1933年逃离法西斯主义的德国作家托马斯•曼 (Thomas Mann) 写道,他是“一个忠诚的德国人,深爱着德国的文化传统和语言”,所以,流亡国外时感到极度的不安。
我先问一个有趣的问题。在梦里,你说哪种语言?如果你会说多种语言,在无意识的睡眠状态下,哪一种才是你的大脑默认语言?做梦时,我们在创造一个虚构的世界,而在这个理想的环境中,你所说的语言与你的联系最为紧密。我在肯尼亚生活多年之后发现,尽管我和当地人说斯瓦希里语,而且也在学英语,但在睡梦中,我说的却是我的母语卢旺达语。我还记得,每当我和我的兄弟姐妹们闯祸时,妈妈都会像收音机换台一样,自动切换语言,用母语斥责我们。语言习得研究表明,人们用母语思考时,他们的思维最缜密,思考最深入。当人们回归自己的文化和语言时,身份认同感会增强,并提高思考的层次。我相信,这也会强化生活的目标。
如今,全世界有6530万流离失所者。他们身处的环境可能都不是自己愿意选择的,尤其是如果他们来到语言不同的国度,他们背井离乡的感觉会更强烈。为了生存,他们不得不搁置母语,开始学习另一种语言。在字典里查“不安”这个词时,你会看到很多同义词,例如“惊恐”、“担心”、“压力”、“害怕”和“恐惧”。谷歌将“不安”定义为“担心或害怕不好的或不愉快的事情发生”。世界上的流离失所者必然对他们的现在和未来感到不安。
当托马斯•曼意识到回不了家时,他知道他必须面对变化。他知道自己必须适应另一种环境、另一种文化和另一种语言。抛弃他所熟悉的一切让他感到恐惧。他很难想象自己会怎么样远离自己的文化、背弃自己的语言。

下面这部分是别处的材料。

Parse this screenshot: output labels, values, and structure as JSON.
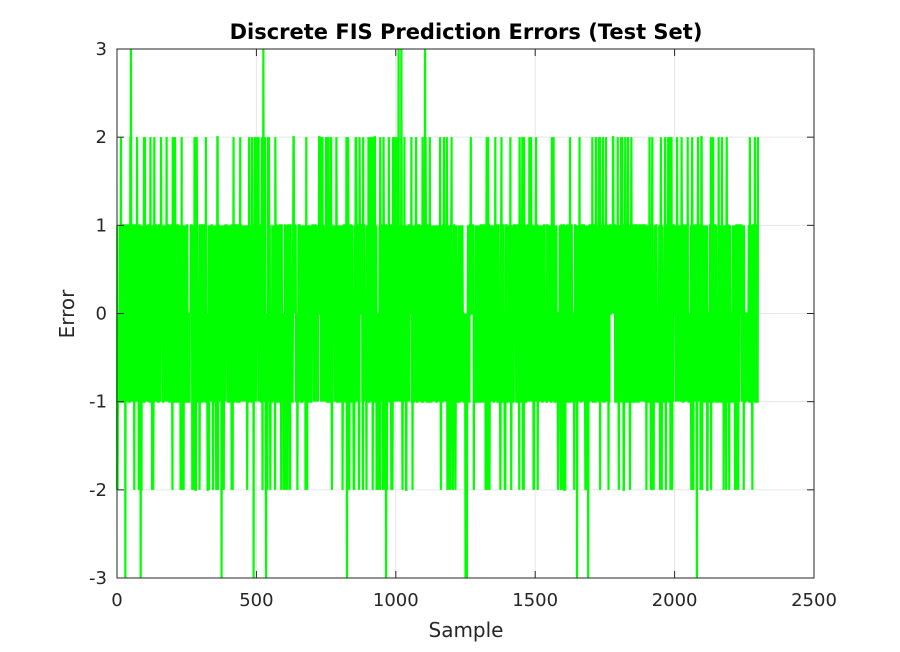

难民面临的最大挑战是大多数人都不会想到的。这个被遗忘的群体必须忍受的变化程度令人震惊。坚强不是一种自愿的选择。他们不能适应现有的处境,因为这趟旅程本不在他们的计划之中。他们对文化冲击没有心理准备。有些人甚至不懂得打招呼或者问路的基本用语,因此会感觉好像被扔进了泥潭里面,很孤独,满身伤痕,想呼喊却发不出声音。他们想逃避都不行,因为现实太过残酷。
一旦背井离乡,远离了熟悉的一切,变得一无所有,难民们就很难再找到与祖国的联系。语言和文化是他们的寄托,他们会思念远方的亲人和祖先。当身边的一切都发生了变化,难民们只能做到内心忠于自我。物质损失还不够吗?他们还要丧失自我和自己的身份吗?没人应当这样。文化传承是每个社区赖以生存的基本要素。一旦我们学会欣赏身边丰富多样的不同文化时,我们就能够欣赏和理解这些人,我们将变得更有人性,更能够认识到没有永恒不变的事物。
阿尔伯特•爱因斯坦说过,“政治是短暂的;方程却是永恒的。”为了人类自身,我们应该呵护政治受害者的精神。他们可能是潜在的世界领袖,他们可能写出永恒的方程式,人们将为此记住他们,他们的无国籍状态不应成为他们的身份标识。我今天可能是一个难民,但总有一天,如果人们大声叫出我的名字,那是因为我带来了改变,或是因为我不断奋斗而取得进步。我的文化没有毁掉我,而是成就了我。
注释
1 托马斯•曼,“给阿尔伯特•爱因斯坦的信”,1933-05-15,《1889–1936年托马斯•曼书信集》,艾丽卡•曼编辑。(法兰克福:S•菲舍尔出版社,1961),第331页。